Intervento del sindaco di Modena dopo che le Procure hanno escluso l’ipotesi della violenza: “Non ci basta sapere che non si tratta di uno stupro”
Intervento del sindaco di Modena Gian Carlo Muzzarelli sulla vicenda della tredicenne soccorsa sabato sera al Novisad e per la quale, prima della smentita delle Procure di Modena e dei Minori, si è parlato di stupro sia a livello locale che nazionale.
Modena non si gira dall’altra parte.
Non ci basta sapere che non si tratta di uno stupro, come purtroppo è stato qualificato in un primo momento facendo pensare a un’aggressione. La decisa smentita delle Procure di Modena e dei Minori fa chiarezza su questo aspetto che ha tenuto in ansia la città.
Però, appunto, non ci basta sapere che non si tratta di uno stupro, perché ciò che è avvenuto l’altra sera non ci può lasciare indifferenti.
Non possiamo pensare che, non essendosi compiuto il grave e violento reato, ciò che è successo sia comunque da accettare come normalità.
Hanno fatto bene, quindi, coloro che si sono preoccupati di ciò che avveniva sulle gradinate e hanno segnalato una situazione che li ha sconcertati.
È così che agisce una comunità: ci si preoccupa degli altri, soprattutto di chi pare essere più debole.

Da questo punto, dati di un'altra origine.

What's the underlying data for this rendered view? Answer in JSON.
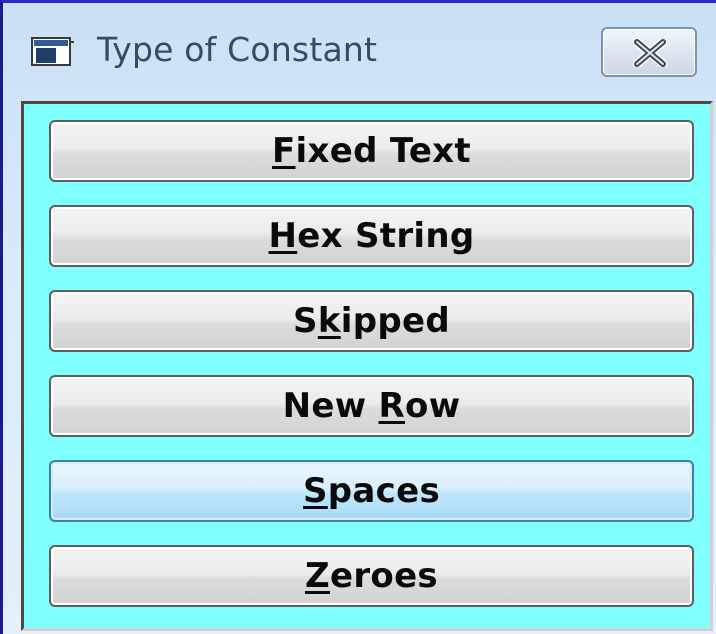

E quella ragazzina aveva bisogno di aiuto.
Vittima più volte: dell’abuso di alcol, forse di amicizie sbagliate e, sicuramente, di sé stessa.

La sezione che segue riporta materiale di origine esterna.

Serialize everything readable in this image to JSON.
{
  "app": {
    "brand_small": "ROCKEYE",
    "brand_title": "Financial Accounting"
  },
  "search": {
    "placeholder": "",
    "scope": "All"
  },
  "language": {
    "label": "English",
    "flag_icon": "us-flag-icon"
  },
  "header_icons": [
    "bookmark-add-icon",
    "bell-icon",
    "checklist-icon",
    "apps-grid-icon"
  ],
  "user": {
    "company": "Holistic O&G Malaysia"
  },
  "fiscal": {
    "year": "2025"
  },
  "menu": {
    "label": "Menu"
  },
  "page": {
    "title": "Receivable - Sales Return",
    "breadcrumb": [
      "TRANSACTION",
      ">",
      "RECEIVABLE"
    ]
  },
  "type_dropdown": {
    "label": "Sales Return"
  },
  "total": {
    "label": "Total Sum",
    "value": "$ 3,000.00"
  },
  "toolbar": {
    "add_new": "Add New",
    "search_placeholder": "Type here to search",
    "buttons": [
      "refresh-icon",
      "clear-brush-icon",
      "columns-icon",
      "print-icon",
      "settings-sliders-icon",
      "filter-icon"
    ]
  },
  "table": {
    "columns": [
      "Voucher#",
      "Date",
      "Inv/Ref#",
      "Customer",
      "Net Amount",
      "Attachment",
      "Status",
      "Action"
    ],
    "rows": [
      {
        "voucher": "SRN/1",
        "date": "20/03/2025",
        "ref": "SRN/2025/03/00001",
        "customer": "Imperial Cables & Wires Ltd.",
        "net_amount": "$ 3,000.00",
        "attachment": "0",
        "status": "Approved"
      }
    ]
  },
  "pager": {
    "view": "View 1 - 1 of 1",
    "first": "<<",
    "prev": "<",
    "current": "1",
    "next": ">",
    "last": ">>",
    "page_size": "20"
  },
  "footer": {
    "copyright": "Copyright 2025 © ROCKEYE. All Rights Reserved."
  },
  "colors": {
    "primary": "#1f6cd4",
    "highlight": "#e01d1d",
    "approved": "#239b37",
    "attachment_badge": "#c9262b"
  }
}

È vero, non è solo un problema di ordine pubblico e sicurezza urbana che si può risolvere con più forze dell’ordine, con più telecamere, con più controlli. Tutto ciò sicuramente è utile alla città e stiamo lavorando per migliorare ancora, intensificando, per esempio, i controlli su chi vende alcolici ai minori.
Ma non è solo questo lo sforzo che dobbiamo fare per tendere la mano a lei e a quei tanti ragazzi ancora impreparati alla vita, anche a coloro che pare abbiano cercato di “difenderla” da chi la stava davvero aiutando.
Perché anche loro evidentemente sono vittime di un disagio in cui rischiano di bruciare la propria giovinezza: una sbagliata concezione di amicizia, dove non ci si fa carico di chi ha bisogno; la mancanza di educazione all’affettività, senza rispetto per il proprio corpo e per quello altrui; un abuso di alcol e di sostanze, forse per colmare un vuoto che ha bisogno di maggiore attenzione dal mondo degli adulti.
Le istituzioni, la scuola, l’associazionismo, le famiglie forse non colgono sempre la richiesta di aiuto che arriva dai ragazzi, soprattutto dopo questi quasi due anni sconvolti dalla pandemia.
Abbiamo di fronte una sfida educativa da affrontare moltiplicando gli sforzi, cercando di riconoscere i segnali del disagio e proponendo opportunità per accompagnare il percorso di crescita delle nostre ragazze e dei nostri ragazzi. Anche rafforzando la rete dei servizi sociali e sperimentando forme innovative di coinvolgimento con tutte le agenzie educative del territorio.